In 2022, O’Bonsawin became the first Indigenous justice named to the Supreme Court of Canada. A member of the Abenaki First Nation of Odanak, she’s a champion of using Gladue principles – a judicial approach that takes into consideration Indigenous oppression.

With a distinguished legal career that has spanned more than 20 years, O’Bonsawin is a highly respected jurist. She was first appointed to the Ontario Superior Court of Justice in Ottawa in 2017. Prior to her appointment, she was general counsel for the Royal Ottawa Health Care Group for eight years. In this role, she developed a thorough understanding of legal issues related to mental health and performed significant research regarding the use of Gladue principles in the forensic mental health system, appearing before various administrative tribunals and levels of courts, including the Human Rights Tribunal of Ontario, the Consent and Capacity Board, the Ontario Review Board, the Ontario Superior Court of Justice, the Ontario Court of Justice, and the Ontario Court of Appeal.

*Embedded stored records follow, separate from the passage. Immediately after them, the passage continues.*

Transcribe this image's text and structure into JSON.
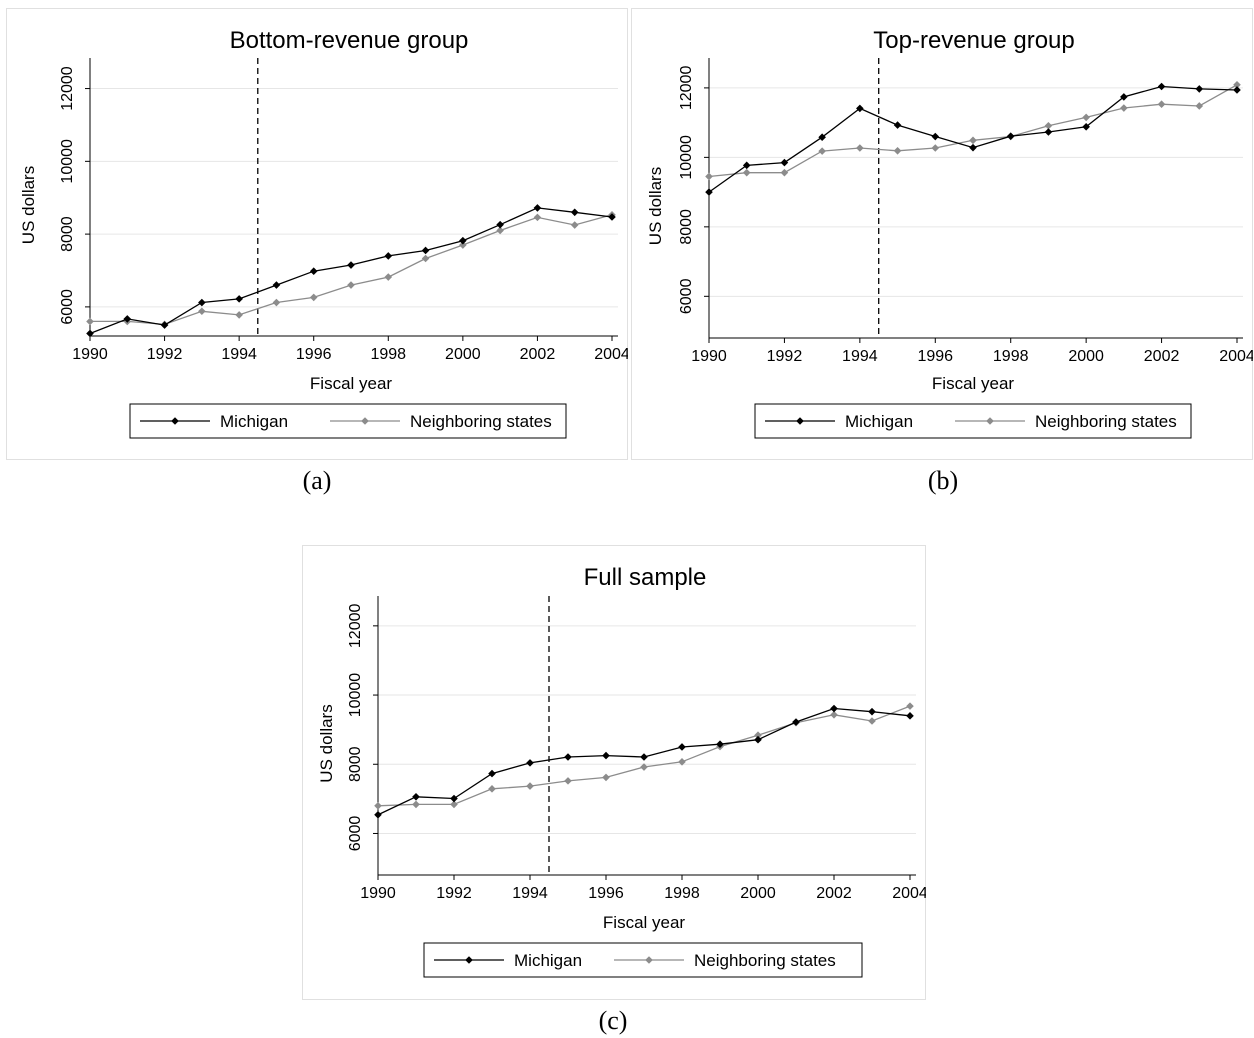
{
  "captions": [
    "(a)",
    "(b)",
    "(c)"
  ],
  "colors": {
    "michigan": "#000000",
    "neighboring": "#8c8c8c",
    "grid": "#e6e6e6",
    "frame": "#e0e0e0"
  },
  "chart_data": [
    {
      "type": "line",
      "title": "Bottom-revenue group",
      "xlabel": "Fiscal year",
      "ylabel": "US dollars",
      "x": [
        1990,
        1991,
        1992,
        1993,
        1994,
        1995,
        1996,
        1997,
        1998,
        1999,
        2000,
        2001,
        2002,
        2003,
        2004
      ],
      "xticks": [
        "1990",
        "1992",
        "1994",
        "1996",
        "1998",
        "2000",
        "2002",
        "2004"
      ],
      "yticks": [
        "6000",
        "8000",
        "10000",
        "12000"
      ],
      "xlim": [
        1990,
        2004
      ],
      "ylim": [
        5200,
        12400
      ],
      "grid": true,
      "vline": 1994.5,
      "legend": "bottom",
      "series": [
        {
          "name": "Michigan",
          "values": [
            5270,
            5670,
            5500,
            6120,
            6220,
            6600,
            6980,
            7150,
            7400,
            7550,
            7820,
            8260,
            8720,
            8600,
            8470
          ]
        },
        {
          "name": "Neighboring states",
          "values": [
            5600,
            5600,
            5520,
            5880,
            5780,
            6120,
            6260,
            6600,
            6820,
            7330,
            7700,
            8100,
            8460,
            8250,
            8530
          ]
        }
      ]
    },
    {
      "type": "line",
      "title": "Top-revenue group",
      "xlabel": "Fiscal year",
      "ylabel": "US dollars",
      "x": [
        1990,
        1991,
        1992,
        1993,
        1994,
        1995,
        1996,
        1997,
        1998,
        1999,
        2000,
        2001,
        2002,
        2003,
        2004
      ],
      "xticks": [
        "1990",
        "1992",
        "1994",
        "1996",
        "1998",
        "2000",
        "2002",
        "2004"
      ],
      "yticks": [
        "6000",
        "8000",
        "10000",
        "12000"
      ],
      "xlim": [
        1990,
        2004
      ],
      "ylim": [
        4800,
        12400
      ],
      "grid": true,
      "vline": 1994.5,
      "legend": "bottom",
      "series": [
        {
          "name": "Michigan",
          "values": [
            9000,
            9770,
            9850,
            10580,
            11410,
            10930,
            10600,
            10280,
            10610,
            10730,
            10880,
            11740,
            12040,
            11970,
            11940
          ]
        },
        {
          "name": "Neighboring states",
          "values": [
            9450,
            9560,
            9560,
            10180,
            10270,
            10190,
            10270,
            10490,
            10600,
            10910,
            11150,
            11420,
            11530,
            11480,
            12090
          ]
        }
      ]
    },
    {
      "type": "line",
      "title": "Full sample",
      "xlabel": "Fiscal year",
      "ylabel": "US dollars",
      "x": [
        1990,
        1991,
        1992,
        1993,
        1994,
        1995,
        1996,
        1997,
        1998,
        1999,
        2000,
        2001,
        2002,
        2003,
        2004
      ],
      "xticks": [
        "1990",
        "1992",
        "1994",
        "1996",
        "1998",
        "2000",
        "2002",
        "2004"
      ],
      "yticks": [
        "6000",
        "8000",
        "10000",
        "12000"
      ],
      "xlim": [
        1990,
        2004
      ],
      "ylim": [
        4800,
        12400
      ],
      "grid": true,
      "vline": 1994.5,
      "legend": "bottom",
      "series": [
        {
          "name": "Michigan",
          "values": [
            6540,
            7060,
            7010,
            7730,
            8040,
            8210,
            8250,
            8210,
            8500,
            8580,
            8710,
            9220,
            9610,
            9520,
            9400
          ]
        },
        {
          "name": "Neighboring states",
          "values": [
            6800,
            6840,
            6840,
            7290,
            7370,
            7520,
            7620,
            7920,
            8070,
            8510,
            8840,
            9200,
            9430,
            9250,
            9680
          ]
        }
      ]
    }
  ]
}
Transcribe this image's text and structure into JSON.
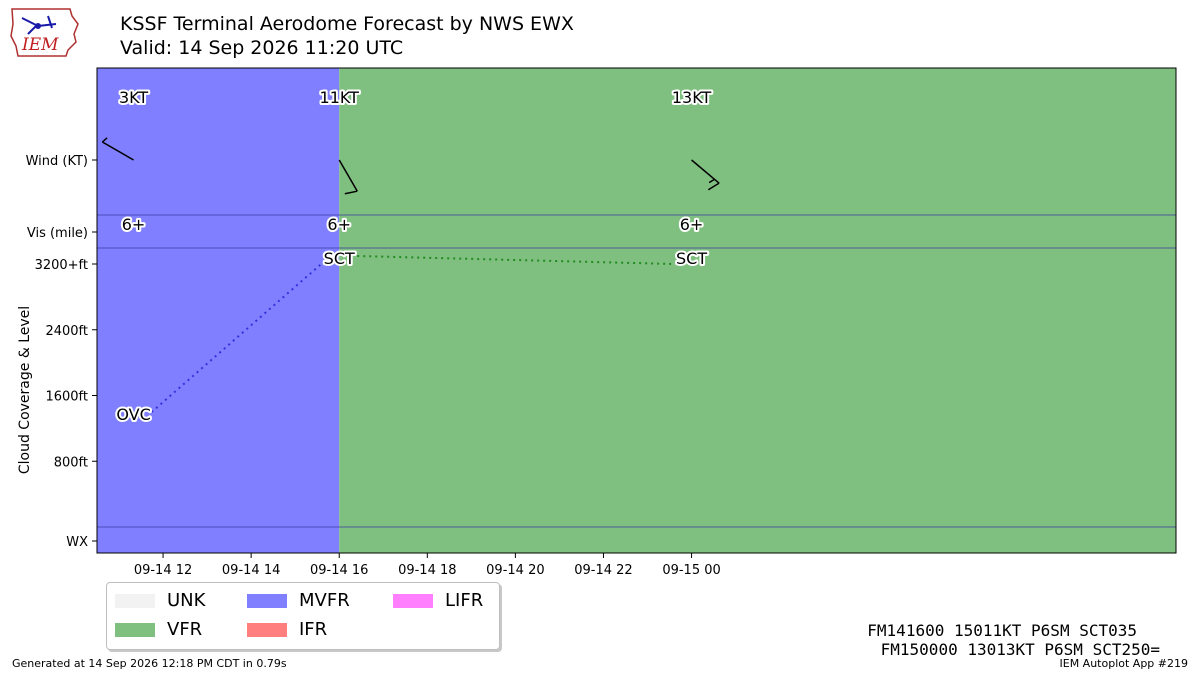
{
  "header": {
    "title": "KSSF Terminal Aerodome Forecast by NWS EWX",
    "subtitle": "Valid: 14 Sep 2026 11:20 UTC",
    "logo_text": "IEM"
  },
  "chart_data": {
    "type": "timeline",
    "x_range_hours": [
      10.5,
      35.0
    ],
    "x_ticks": [
      {
        "hour": 12,
        "label": "09-14 12"
      },
      {
        "hour": 14,
        "label": "09-14 14"
      },
      {
        "hour": 16,
        "label": "09-14 16"
      },
      {
        "hour": 18,
        "label": "09-14 18"
      },
      {
        "hour": 20,
        "label": "09-14 20"
      },
      {
        "hour": 22,
        "label": "09-14 22"
      },
      {
        "hour": 24,
        "label": "09-15 00"
      }
    ],
    "periods": [
      {
        "start": 10.5,
        "end": 16.0,
        "category": "MVFR"
      },
      {
        "start": 16.0,
        "end": 35.0,
        "category": "VFR"
      }
    ],
    "category_colors": {
      "UNK": "#f2f2f2",
      "VFR": "#7fbf7f",
      "MVFR": "#7f7fff",
      "IFR": "#ff7f7f",
      "LIFR": "#ff7fff"
    },
    "rows": {
      "wind_label": "Wind (KT)",
      "vis_label": "Vis (mile)",
      "wx_label": "WX",
      "cloud_axis_label": "Cloud Coverage & Level",
      "cloud_ticks": [
        {
          "value": 800,
          "label": "800ft"
        },
        {
          "value": 1600,
          "label": "1600ft"
        },
        {
          "value": 2400,
          "label": "2400ft"
        },
        {
          "value": 3200,
          "label": "3200+ft"
        }
      ],
      "cloud_range": [
        0,
        3200
      ]
    },
    "forecasts": [
      {
        "hour": 11.33,
        "wind_dir": 300,
        "wind_kt": 3,
        "wind_label": "3KT",
        "vis_label": "6+",
        "cloud_cover": "OVC",
        "cloud_level_ft": 1300
      },
      {
        "hour": 16.0,
        "wind_dir": 150,
        "wind_kt": 11,
        "wind_label": "11KT",
        "vis_label": "6+",
        "cloud_cover": "SCT",
        "cloud_level_ft": 3200
      },
      {
        "hour": 24.0,
        "wind_dir": 130,
        "wind_kt": 13,
        "wind_label": "13KT",
        "vis_label": "6+",
        "cloud_cover": "SCT",
        "cloud_level_ft": 3200
      }
    ],
    "cloud_line_colors": [
      "#3333dd",
      "#228b22"
    ]
  },
  "legend": [
    {
      "key": "UNK",
      "label": "UNK"
    },
    {
      "key": "MVFR",
      "label": "MVFR"
    },
    {
      "key": "LIFR",
      "label": "LIFR"
    },
    {
      "key": "VFR",
      "label": "VFR"
    },
    {
      "key": "IFR",
      "label": "IFR"
    }
  ],
  "taf_text": {
    "line1": "FM141600 15011KT P6SM SCT035",
    "line2": "FM150000 13013KT P6SM SCT250="
  },
  "footer": {
    "generated": "Generated at 14 Sep 2026 12:18 PM CDT in 0.79s",
    "app": "IEM Autoplot App #219"
  }
}
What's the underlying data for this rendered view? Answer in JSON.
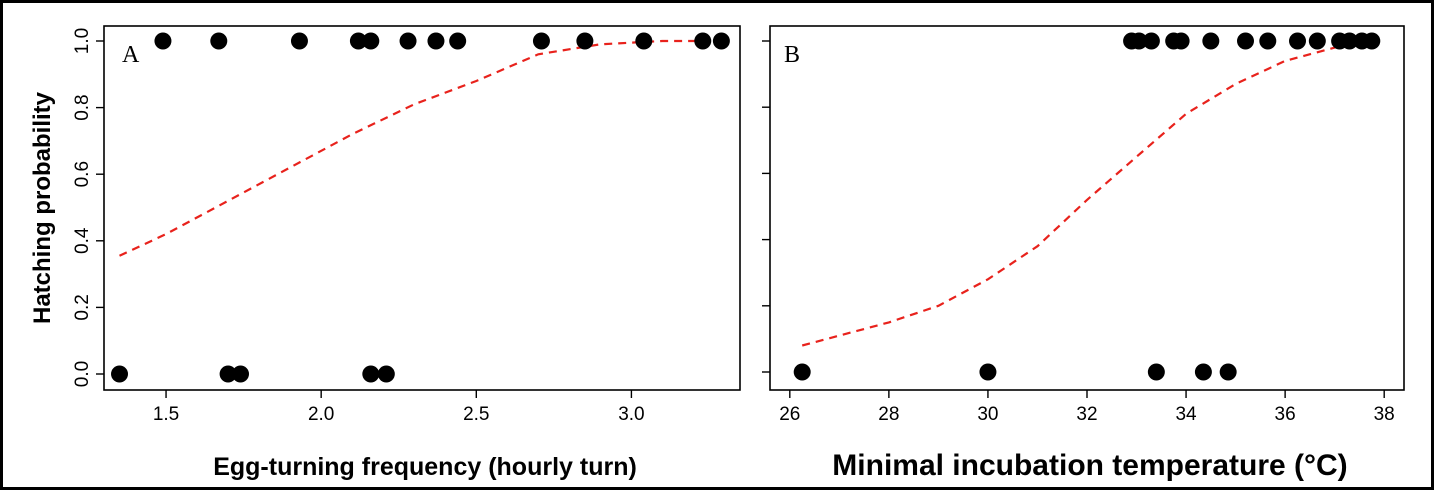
{
  "chart_data": [
    {
      "type": "scatter",
      "panel_label": "A",
      "xlabel": "Egg-turning frequency (hourly turn)",
      "ylabel": "Hatching probability",
      "xlim": [
        1.3,
        3.35
      ],
      "ylim": [
        0,
        1
      ],
      "xticks": [
        1.5,
        2.0,
        2.5,
        3.0
      ],
      "xtick_labels": [
        "1.5",
        "2.0",
        "2.5",
        "3.0"
      ],
      "yticks": [
        0.0,
        0.2,
        0.4,
        0.6,
        0.8,
        1.0
      ],
      "ytick_labels": [
        "0.0",
        "0.2",
        "0.4",
        "0.6",
        "0.8",
        "1.0"
      ],
      "grid": false,
      "series": [
        {
          "points": [
            [
              1.35,
              0
            ],
            [
              1.49,
              1
            ],
            [
              1.67,
              1
            ],
            [
              1.7,
              0
            ],
            [
              1.74,
              0
            ],
            [
              1.93,
              1
            ],
            [
              2.12,
              1
            ],
            [
              2.16,
              0
            ],
            [
              2.16,
              1
            ],
            [
              2.21,
              0
            ],
            [
              2.28,
              1
            ],
            [
              2.37,
              1
            ],
            [
              2.44,
              1
            ],
            [
              2.71,
              1
            ],
            [
              2.85,
              1
            ],
            [
              3.04,
              1
            ],
            [
              3.23,
              1
            ],
            [
              3.29,
              1
            ]
          ]
        }
      ],
      "fit_curve": {
        "style": "dashed",
        "color": "#e8221c",
        "points": [
          [
            1.35,
            0.355
          ],
          [
            1.5,
            0.42
          ],
          [
            1.7,
            0.52
          ],
          [
            1.9,
            0.62
          ],
          [
            2.1,
            0.72
          ],
          [
            2.3,
            0.81
          ],
          [
            2.5,
            0.88
          ],
          [
            2.7,
            0.96
          ],
          [
            2.9,
            0.99
          ],
          [
            3.1,
            1.0
          ],
          [
            3.29,
            1.0
          ]
        ]
      }
    },
    {
      "type": "scatter",
      "panel_label": "B",
      "xlabel": "Minimal incubation temperature (°C)",
      "ylabel": "",
      "xlim": [
        25.6,
        38.4
      ],
      "ylim": [
        0,
        1
      ],
      "xticks": [
        26,
        28,
        30,
        32,
        34,
        36,
        38
      ],
      "xtick_labels": [
        "26",
        "28",
        "30",
        "32",
        "34",
        "36",
        "38"
      ],
      "yticks": [
        0.0,
        0.2,
        0.4,
        0.6,
        0.8,
        1.0
      ],
      "ytick_labels": [],
      "grid": false,
      "series": [
        {
          "points": [
            [
              26.25,
              0
            ],
            [
              30.0,
              0
            ],
            [
              32.9,
              1
            ],
            [
              33.05,
              1
            ],
            [
              33.3,
              1
            ],
            [
              33.4,
              0
            ],
            [
              33.75,
              1
            ],
            [
              33.9,
              1
            ],
            [
              34.35,
              0
            ],
            [
              34.5,
              1
            ],
            [
              34.85,
              0
            ],
            [
              35.2,
              1
            ],
            [
              35.65,
              1
            ],
            [
              36.25,
              1
            ],
            [
              36.65,
              1
            ],
            [
              37.1,
              1
            ],
            [
              37.3,
              1
            ],
            [
              37.55,
              1
            ],
            [
              37.75,
              1
            ]
          ]
        }
      ],
      "fit_curve": {
        "style": "dashed",
        "color": "#e8221c",
        "points": [
          [
            26.25,
            0.08
          ],
          [
            27,
            0.11
          ],
          [
            28,
            0.15
          ],
          [
            29,
            0.2
          ],
          [
            30,
            0.28
          ],
          [
            31,
            0.38
          ],
          [
            32,
            0.52
          ],
          [
            33,
            0.65
          ],
          [
            34,
            0.78
          ],
          [
            35,
            0.87
          ],
          [
            36,
            0.94
          ],
          [
            37,
            0.98
          ],
          [
            37.5,
            0.995
          ]
        ]
      }
    }
  ]
}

She began her legal career with the legal services at the Royal Canadian Mounted Police and was then counsel with Canada Post, specializing in labour and employment law, human rights, and privacy law. O’Bonsawin has taught Indigenous law at the University of Ottawa’s Common Law Program and was previously responsible for the Indigenous Relations Program at the Royal Ottawa Health Care Group. She is a frequent guest speaker on Gladue principles, Indigenous issues, as well as mental health, labour and privacy law.

More about the Doris Anderson Awards

In 2021, Chatelaine magazine renamed their annual Women of the Year honours to celebrate Doris Anderson, who began as the magazine’s senior editor in 1957. Over the course of her 20-year tenure as editor of the magazine, Anderson became well-known for her her tenacity, grit and determination. In her vision for Chatelaine, Anderson set out to create a women’s magazine that gave its readers information to re-imagine their lives, moving away from the “perfect, little hem-stitched housewife” that magazines during the 1950s were urging woman to be. Instead, Anderson published features on abortion, birth control and reproductive rights, equal pay, universal childcare and more, long before many of these topics were covered by other forms of media. Anderson died in 2007, the awards commemorate her enduring legacy.